Thursday, May 5, 2011

Fallout 3

I bought this game maybe a year ago but never got into it. I played it for a week or so, but got bored or annoying or frustrated so I quit. I seem to remember not taking the time to really understand the mechanics of the gameplay so I always felt confused, and I saved my game at a point where I was low on energy, out of ammo, and surrounded by enemies, so whenever I'd try to play my game, I'd immediately die. Also, this is the kind of game that is so massive, so epic, and so complex, that the longer you go without playing it, the more confused you are when you try to jump back in and continue on with an old saved game.

Anyway, I was sick all week so I was stuck in my apartment with nothing to do.
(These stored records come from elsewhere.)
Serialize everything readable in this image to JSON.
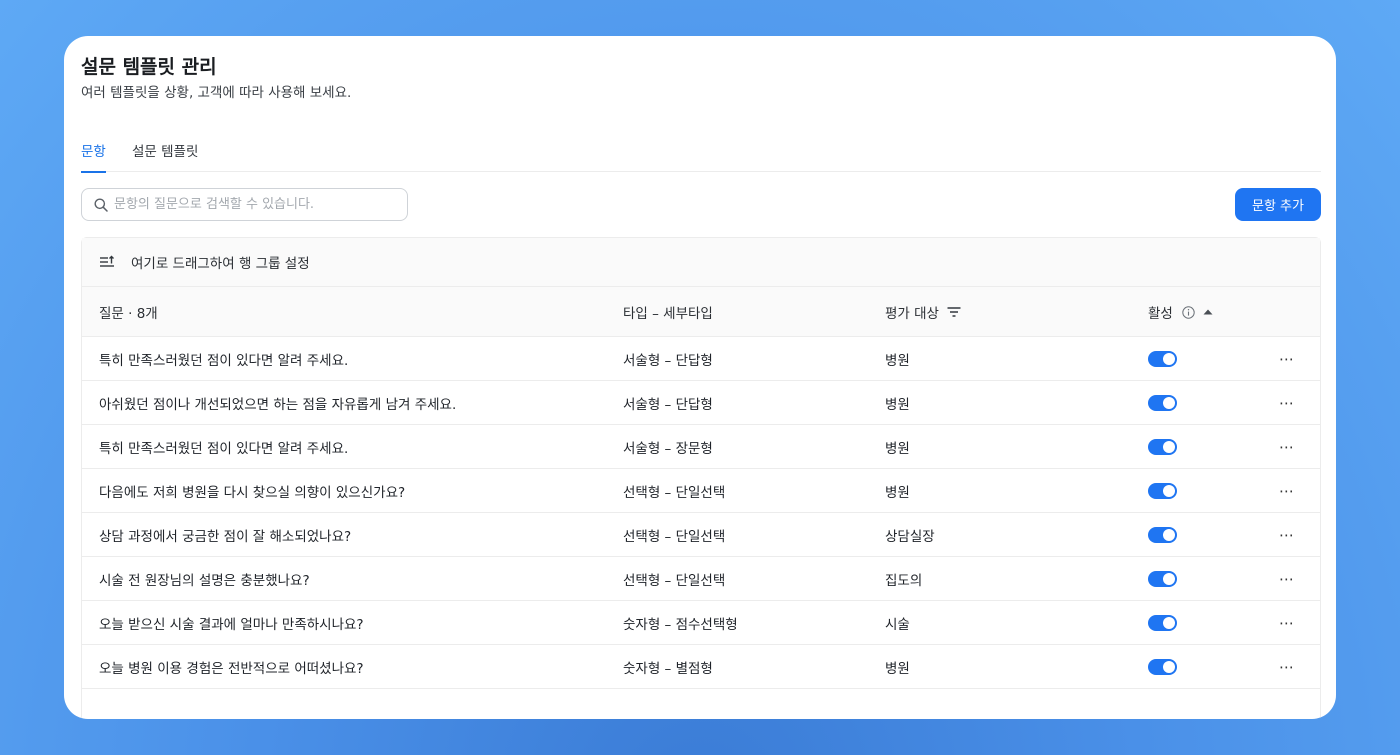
{
  "header": {
    "title": "설문 템플릿 관리",
    "subtitle": "여러 템플릿을 상황, 고객에 따라 사용해 보세요."
  },
  "tabs": [
    {
      "label": "문항",
      "active": true
    },
    {
      "label": "설문 템플릿",
      "active": false
    }
  ],
  "search": {
    "placeholder": "문항의 질문으로 검색할 수 있습니다.",
    "value": ""
  },
  "add_button": {
    "label": "문항 추가"
  },
  "group_bar": {
    "label": "여기로 드래그하여 행 그룹 설정"
  },
  "columns": {
    "question": "질문 · 8개",
    "type": "타입 – 세부타입",
    "target": "평가 대상",
    "active": "활성"
  },
  "rows": [
    {
      "question": "특히 만족스러웠던 점이 있다면 알려 주세요.",
      "type": "서술형 – 단답형",
      "target": "병원",
      "active": true
    },
    {
      "question": "아쉬웠던 점이나 개선되었으면 하는 점을 자유롭게 남겨 주세요.",
      "type": "서술형 – 단답형",
      "target": "병원",
      "active": true
    },
    {
      "question": "특히 만족스러웠던 점이 있다면 알려 주세요.",
      "type": "서술형 – 장문형",
      "target": "병원",
      "active": true
    },
    {
      "question": "다음에도 저희 병원을 다시 찾으실 의향이 있으신가요?",
      "type": "선택형 – 단일선택",
      "target": "병원",
      "active": true
    },
    {
      "question": "상담 과정에서 궁금한 점이 잘 해소되었나요?",
      "type": "선택형 – 단일선택",
      "target": "상담실장",
      "active": true
    },
    {
      "question": "시술 전 원장님의 설명은 충분했나요?",
      "type": "선택형 – 단일선택",
      "target": "집도의",
      "active": true
    },
    {
      "question": "오늘 받으신 시술 결과에 얼마나 만족하시나요?",
      "type": "숫자형 – 점수선택형",
      "target": "시술",
      "active": true
    },
    {
      "question": "오늘 병원 이용 경험은 전반적으로 어떠셨나요?",
      "type": "숫자형 – 별점형",
      "target": "병원",
      "active": true
    }
  ],
  "row_menu_glyph": "⋯",
  "colors": {
    "accent": "#1f75f2",
    "tab_active": "#1a73e8"
  }
}
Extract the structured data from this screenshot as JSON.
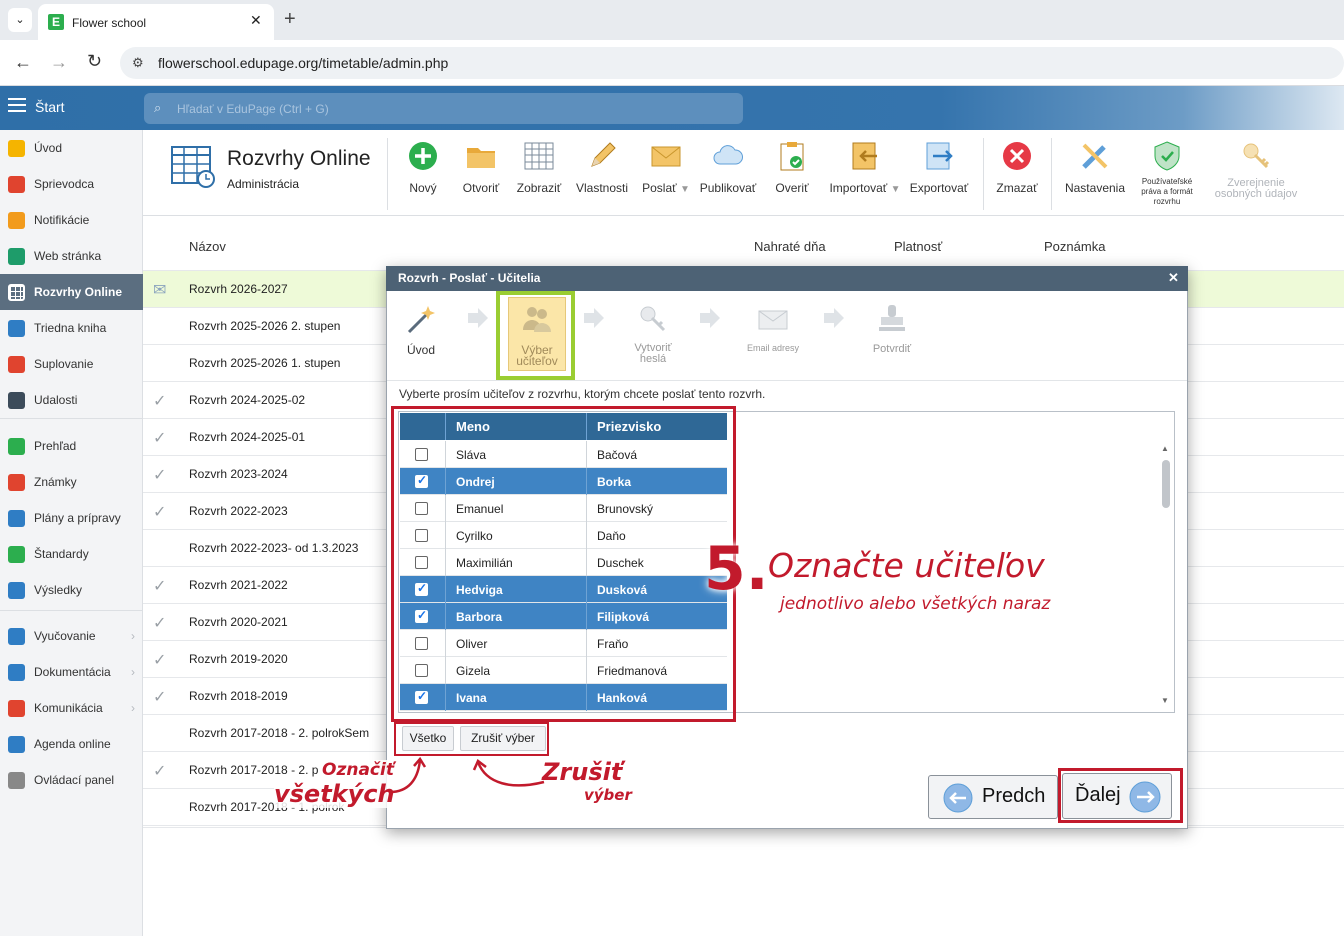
{
  "browser": {
    "tab_title": "Flower school",
    "url": "flowerschool.edupage.org/timetable/admin.php"
  },
  "header": {
    "menu_label": "Štart",
    "search_placeholder": "Hľadať v EduPage (Ctrl + G)"
  },
  "sidebar": {
    "items": [
      {
        "label": "Úvod",
        "icon": "star-icon",
        "color": "#f5b400"
      },
      {
        "label": "Sprievodca",
        "icon": "magic-icon",
        "color": "#e0442f"
      },
      {
        "label": "Notifikácie",
        "icon": "envelope-icon",
        "color": "#f29b1c"
      },
      {
        "label": "Web stránka",
        "icon": "house-icon",
        "color": "#1e9c6a"
      },
      {
        "label": "Rozvrhy Online",
        "icon": "grid-icon",
        "color": "#ffffff"
      },
      {
        "label": "Triedna kniha",
        "icon": "book-icon",
        "color": "#2f7dc4"
      },
      {
        "label": "Suplovanie",
        "icon": "person-icon",
        "color": "#e0442f"
      },
      {
        "label": "Udalosti",
        "icon": "calendar-icon",
        "color": "#3c4b5a"
      },
      {
        "label": "Prehľad",
        "icon": "check-circle-icon",
        "color": "#2cae4e"
      },
      {
        "label": "Známky",
        "icon": "grades-icon",
        "color": "#e0442f"
      },
      {
        "label": "Plány a prípravy",
        "icon": "briefcase-icon",
        "color": "#2f7dc4"
      },
      {
        "label": "Štandardy",
        "icon": "shield-icon",
        "color": "#2cae4e"
      },
      {
        "label": "Výsledky",
        "icon": "chart-icon",
        "color": "#2f7dc4"
      },
      {
        "label": "Vyučovanie",
        "icon": "open-book-icon",
        "color": "#2f7dc4"
      },
      {
        "label": "Dokumentácia",
        "icon": "document-icon",
        "color": "#2f7dc4"
      },
      {
        "label": "Komunikácia",
        "icon": "chat-icon",
        "color": "#e0442f"
      },
      {
        "label": "Agenda online",
        "icon": "pen-icon",
        "color": "#2f7dc4"
      },
      {
        "label": "Ovládací panel",
        "icon": "gear-icon",
        "color": "#888888"
      }
    ]
  },
  "module": {
    "title": "Rozvrhy Online",
    "subtitle": "Administrácia"
  },
  "toolbar": {
    "novy": "Nový",
    "otvorit": "Otvoriť",
    "zobrazit": "Zobraziť",
    "vlastnosti": "Vlastnosti",
    "poslat": "Poslať",
    "publikovat": "Publikovať",
    "overit": "Overiť",
    "importovat": "Importovať",
    "exportovat": "Exportovať",
    "zmazat": "Zmazať",
    "nastavenia": "Nastavenia",
    "prava": "Používateľské práva a formát rozvrhu",
    "zverejnenie": "Zverejnenie osobných údajov"
  },
  "list": {
    "headers": {
      "name": "Názov",
      "uploaded": "Nahraté dňa",
      "validity": "Platnosť",
      "note": "Poznámka"
    },
    "rows": [
      {
        "name": "Rozvrh 2026-2027",
        "mark": "mail"
      },
      {
        "name": "Rozvrh 2025-2026 2. stupen",
        "mark": ""
      },
      {
        "name": "Rozvrh 2025-2026 1. stupen",
        "mark": ""
      },
      {
        "name": "Rozvrh 2024-2025-02",
        "mark": "check"
      },
      {
        "name": "Rozvrh 2024-2025-01",
        "mark": "check"
      },
      {
        "name": "Rozvrh 2023-2024",
        "mark": "check"
      },
      {
        "name": "Rozvrh 2022-2023",
        "mark": "check"
      },
      {
        "name": "Rozvrh 2022-2023- od 1.3.2023",
        "mark": ""
      },
      {
        "name": "Rozvrh 2021-2022",
        "mark": "check"
      },
      {
        "name": "Rozvrh 2020-2021",
        "mark": "check"
      },
      {
        "name": "Rozvrh 2019-2020",
        "mark": "check"
      },
      {
        "name": "Rozvrh 2018-2019",
        "mark": "check"
      },
      {
        "name": "Rozvrh 2017-2018 - 2. polrokSem",
        "mark": ""
      },
      {
        "name": "Rozvrh 2017-2018 - 2. p",
        "mark": "check"
      },
      {
        "name": "Rozvrh 2017-2018 - 1. polrok",
        "mark": ""
      }
    ]
  },
  "dialog": {
    "title": "Rozvrh - Poslať - Učitelia",
    "steps": [
      "Úvod",
      "Výber učiteľov",
      "Vytvoriť heslá",
      "Email adresy",
      "Potvrdiť"
    ],
    "instruction": "Vyberte prosím učiteľov z rozvrhu, ktorým chcete poslať tento rozvrh.",
    "table": {
      "headers": [
        "Meno",
        "Priezvisko"
      ],
      "rows": [
        {
          "first": "Sláva",
          "last": "Bačová",
          "checked": false
        },
        {
          "first": "Ondrej",
          "last": "Borka",
          "checked": true
        },
        {
          "first": "Emanuel",
          "last": "Brunovský",
          "checked": false
        },
        {
          "first": "Cyrilko",
          "last": "Daňo",
          "checked": false
        },
        {
          "first": "Maximilián",
          "last": "Duschek",
          "checked": false
        },
        {
          "first": "Hedviga",
          "last": "Dusková",
          "checked": true
        },
        {
          "first": "Barbora",
          "last": "Filipková",
          "checked": true
        },
        {
          "first": "Oliver",
          "last": "Fraňo",
          "checked": false
        },
        {
          "first": "Gizela",
          "last": "Friedmanová",
          "checked": false
        },
        {
          "first": "Ivana",
          "last": "Hanková",
          "checked": true
        }
      ]
    },
    "btn_all": "Všetko",
    "btn_clear": "Zrušiť výber",
    "btn_prev": "Predch",
    "btn_next": "Ďalej"
  },
  "annotations": {
    "step_number": "5.",
    "step_title": "Označte učiteľov",
    "step_sub": "jednotlivo alebo všetkých naraz",
    "all_line1": "Označiť",
    "all_line2": "všetkých",
    "clear_line1": "Zrušiť",
    "clear_line2": "výber"
  }
}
I had already watched the Netflix movie I received, and I had just completed Mass Effect 2. I lacked the energy and funds to go buy a new game, so I just restarted Fallout 3 from the very beginning, figuring I may as well give it one more shot. Anyway, about four days later with 24 hours logged (according to the time-stamp on my last saved game file), I'm completely hooked. Long story short, this game is totally, completely, and 100% bad ass.

Fallout 3 is the third game in the long-running RPG series that takes place in a post apocalyptic America. It basically tells the story of what would've happened if the American future envisioned during the fifties actually came true, and then stated frozen in time after a world-wide nuclear war. The fifties theme through out, including a full on big-band style soundtrack that you can listen to on your in-game radio, is incredibly funny and adds to the overall atmosphere of the Cold War gone horribly wrong. You play as a character who grew up in a bombshelter, who is forced to escape to find his missing dad, who ran out one day into the wastelands of the metro DC area. 
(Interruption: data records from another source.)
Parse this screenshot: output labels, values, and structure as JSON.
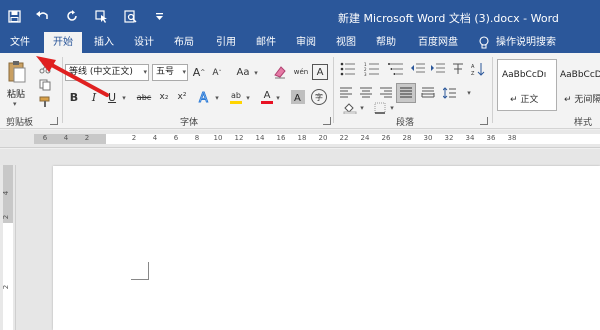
{
  "titlebar": {
    "title": "新建 Microsoft Word 文档 (3).docx  -  Word"
  },
  "qat": {
    "icons": [
      "save-icon",
      "undo-icon",
      "redo-icon",
      "touch-mode-icon",
      "print-preview-icon",
      "customize-icon"
    ]
  },
  "tabs": [
    {
      "label": "文件"
    },
    {
      "label": "开始"
    },
    {
      "label": "插入"
    },
    {
      "label": "设计"
    },
    {
      "label": "布局"
    },
    {
      "label": "引用"
    },
    {
      "label": "邮件"
    },
    {
      "label": "审阅"
    },
    {
      "label": "视图"
    },
    {
      "label": "帮助"
    },
    {
      "label": "百度网盘"
    },
    {
      "label": "操作说明搜索"
    }
  ],
  "active_tab": "开始",
  "ribbon": {
    "clipboard": {
      "paste_label": "粘贴",
      "group_label": "剪贴板"
    },
    "font": {
      "font_name": "等线 (中文正文)",
      "font_size": "五号",
      "group_label": "字体",
      "bold": "B",
      "italic": "I",
      "underline": "U",
      "strike": "abc",
      "subscript": "x₂",
      "superscript": "x²",
      "grow": "A",
      "shrink": "A",
      "case": "Aa",
      "phonetic": "wén",
      "char_border": "A",
      "font_color_label": "A",
      "highlight_label": "ab",
      "circle_char": "字"
    },
    "paragraph": {
      "group_label": "段落"
    },
    "styles": {
      "group_label": "样式",
      "items": [
        {
          "sample": "AaBbCcDı",
          "name": "↵ 正文"
        },
        {
          "sample": "AaBbCcDı",
          "name": "↵ 无间隔"
        }
      ]
    }
  },
  "ruler": {
    "ticks": [
      "6",
      "4",
      "2",
      "2",
      "4",
      "6",
      "8",
      "10",
      "12",
      "14",
      "16",
      "18",
      "20",
      "22",
      "24",
      "26",
      "28",
      "30",
      "32",
      "34",
      "36",
      "38"
    ]
  },
  "vruler": {
    "ticks": [
      "4",
      "2",
      "2"
    ]
  },
  "colors": {
    "brand": "#2b579a",
    "font_color": "#e81123",
    "highlight": "#ffd400",
    "annotation_arrow": "#e02020"
  }
}
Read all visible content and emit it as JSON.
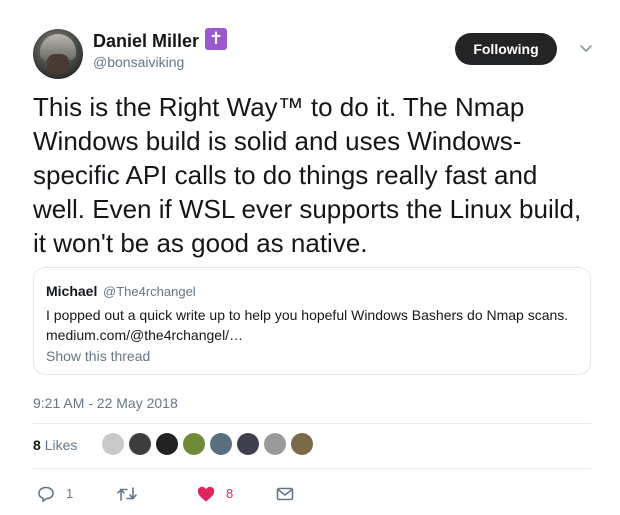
{
  "author": {
    "name": "Daniel Miller",
    "badge": "✝",
    "handle": "@bonsaiviking"
  },
  "follow_label": "Following",
  "text": "This is the Right Way™ to do it. The Nmap Windows build is solid and uses Windows-specific API calls to do things really fast and well. Even if WSL ever supports the Linux build, it won't be as good as native.",
  "quote": {
    "name": "Michael",
    "handle": "@The4rchangel",
    "text": "I popped out a quick write up to help you hopeful Windows Bashers do Nmap scans. medium.com/@the4rchangel/…",
    "thread_link": "Show this thread"
  },
  "timestamp": "9:21 AM - 22 May 2018",
  "likes": {
    "count": "8",
    "label": "Likes"
  },
  "liker_avatar_colors": [
    "#c9c9c9",
    "#3d3d3d",
    "#222222",
    "#6f8b3a",
    "#5a6f7d",
    "#3f3f4f",
    "#9a9a9a",
    "#7a6a4a"
  ],
  "actions": {
    "reply_count": "1",
    "retweet_count": "",
    "like_count": "8"
  },
  "colors": {
    "accent_like": "#e0245e",
    "muted": "#657786",
    "badge": "#9b59d0"
  }
}
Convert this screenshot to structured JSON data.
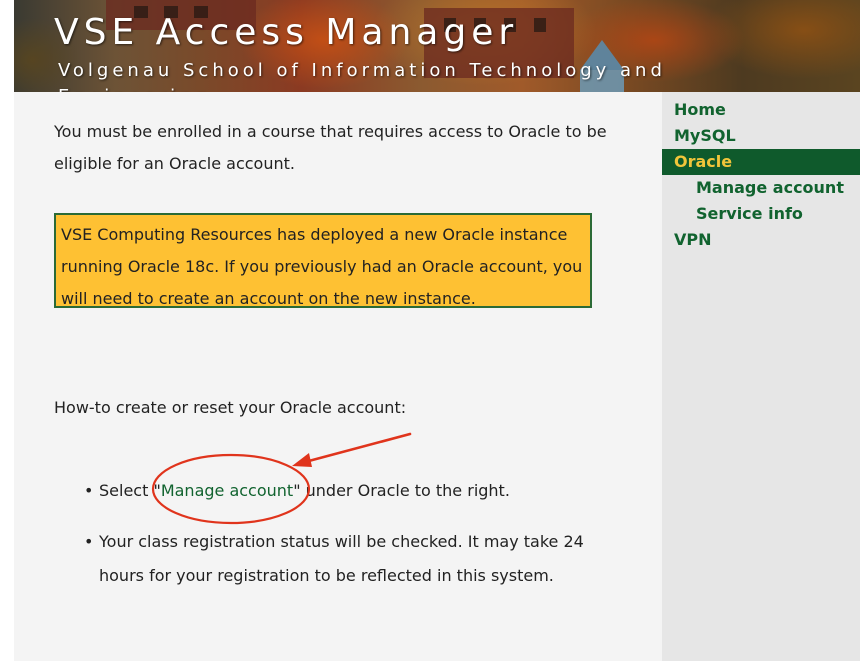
{
  "header": {
    "title": "VSE Access Manager",
    "subtitle": "Volgenau School of Information Technology and Engineering"
  },
  "main": {
    "intro": "You must be enrolled in a course that requires access to Oracle to be eligible for an Oracle account.",
    "notice": "VSE Computing Resources has deployed a new Oracle instance running Oracle 18c. If you previously had an Oracle account, you will need to create an account on the new instance.",
    "howto_heading": "How-to create or reset your Oracle account:",
    "steps": {
      "bullet": "•",
      "step1_prefix": "Select \"",
      "step1_link": "Manage account",
      "step1_suffix": "\" under Oracle to the right.",
      "step2": "Your class registration status will be checked. It may take 24 hours for your registration to be reflected in this system."
    }
  },
  "sidebar": {
    "items": [
      {
        "label": "Home"
      },
      {
        "label": "MySQL"
      },
      {
        "label": "Oracle"
      },
      {
        "label": "Manage account"
      },
      {
        "label": "Service info"
      },
      {
        "label": "VPN"
      }
    ]
  },
  "colors": {
    "link_green": "#11632f",
    "active_nav_bg": "#0f5a2c",
    "active_nav_text": "#f2c53a",
    "notice_bg": "#fec133",
    "notice_border": "#2b6a36",
    "annotation_red": "#e0341c"
  }
}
This time around, I took my time to really explore the world as I began, making sure to take things slow as I learned how the gameplay worked, what the stats meant, and how to master the combat. Also, I made sure to finish lots of small, fetch-type quests before attempting to start the main storyline. This was a much smarter way to play, but the coolest thing is how Fallout 3 is the kind of game that offers a different experience no matter how you want to play. After I finish every quest, I thought to myself how interesting it will be when I replay the game and do something completely different. For example, one of the quests in the beginning of the game has you deciding between defusing an active nuclear bomb in the center of an inhabited and peaceful town, or earning a lot of money to rig it to explode and kill everybody. This time around I saved the people, but next time I might not be so nice.
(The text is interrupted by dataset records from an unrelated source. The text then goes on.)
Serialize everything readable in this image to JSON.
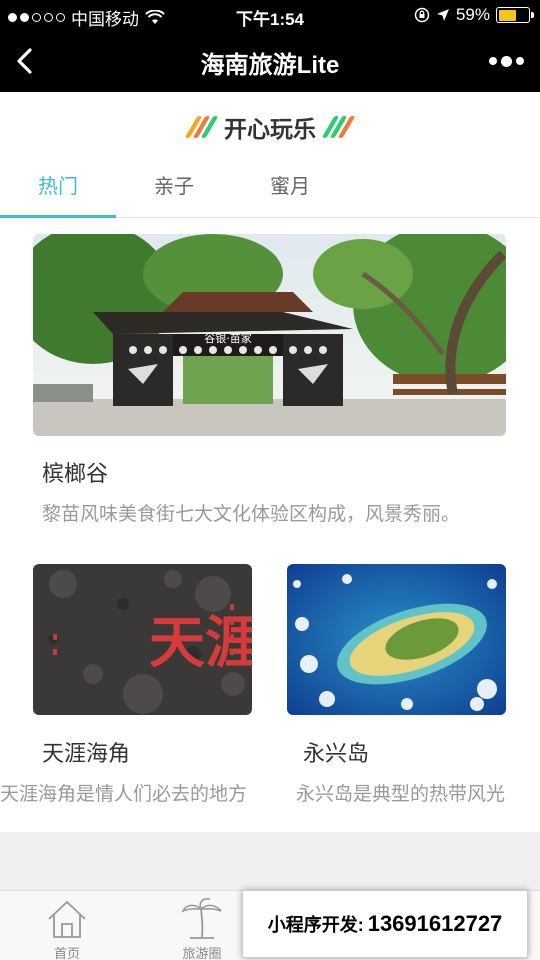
{
  "status_bar": {
    "carrier": "中国移动",
    "time": "下午1:54",
    "battery": "59%",
    "battery_level": 0.59
  },
  "nav": {
    "title": "海南旅游Lite"
  },
  "section": {
    "heading": "开心玩乐",
    "slash_colors": [
      "#f5a623",
      "#f07a3a",
      "#2ecc71"
    ]
  },
  "tabs": [
    {
      "label": "热门",
      "active": true
    },
    {
      "label": "亲子",
      "active": false
    },
    {
      "label": "蜜月",
      "active": false
    }
  ],
  "cards": [
    {
      "title": "槟榔谷",
      "desc": "黎苗风味美食街七大文化体验区构成，风景秀丽。",
      "image_sign": "谷银·苗家"
    },
    {
      "title": "天涯海角",
      "desc": "天涯海角是情人们必去的地方",
      "image_text": "天涯"
    },
    {
      "title": "永兴岛",
      "desc": "永兴岛是典型的热带风光"
    }
  ],
  "tab_bar": {
    "items": [
      {
        "label": "首页",
        "icon": "home-icon"
      },
      {
        "label": "旅游圈",
        "icon": "palm-tree-icon"
      }
    ]
  },
  "promo": {
    "label": "小程序开发:",
    "phone": "13691612727"
  },
  "colors": {
    "accent": "#3bbfce",
    "nav_bg": "#000000",
    "battery": "#f5c518"
  }
}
Graphically, the game is well done, but far from being the best the 360 has to offer. DC is perfectly realized (at least, perfectly realized after a hypothetical nuclear war), but the overall look is intentionally drab and bland. The color palate is muted and full of browns and greens and greys, which adds to the mood but does tend to make everything look kind of similar. As you walk along the wasteland and watch the sun rise or set over the horizon behind the remains of the Washington Monument, there is a certain beauty to the otherwise nightmarish landscape. You can play from a first or third person perspective, but the third person is completely useless so I don't even know why it's an option at all.

Combat is amazing, once you get used to the fact that this isn't a first person shooter. You have a huge arsenal of weapons (all of which you have to learn to repair and fix up or else they will break, usually in the middle of a fight), ranging from grenades, sledgehammers, missile launchers, and machine guns, all of which feel different and fun to use. You can use them as you would in any first person shooter, although it won't feel as precise or fluid as what you'd find in, say, Halo or Call of Duty, and then there is the V.A.T.S. system, that lets you free time and pinpoint various parts on an enemies body, showing you the percentages of actual damage you will do, depending on your skill, distance from the target, or other factors. V.A.T.S. is so much fun and cool that it will be hard to go back to Halo or Call of Duty after using it for so long.

At the end of the day, this game is just fun, which is all I really want from any game I play. The mood is incredibly well done, especially when you're sick and stuck in your apartment. It's been fun, but also depressing, with my own health problems combining with the mood of the game adding to a very strange feeling as I played. I don't think you have to be sick to really enjoy this game, but it did help a lot to suck me into the barren wasteland of the game's world. Anyway, I just wanted to check in and talk about this game, but I've gone on long enough and I'm just about to escort the surviving scientists from Project Purity to the Citadel so, obviously, I should get back to that.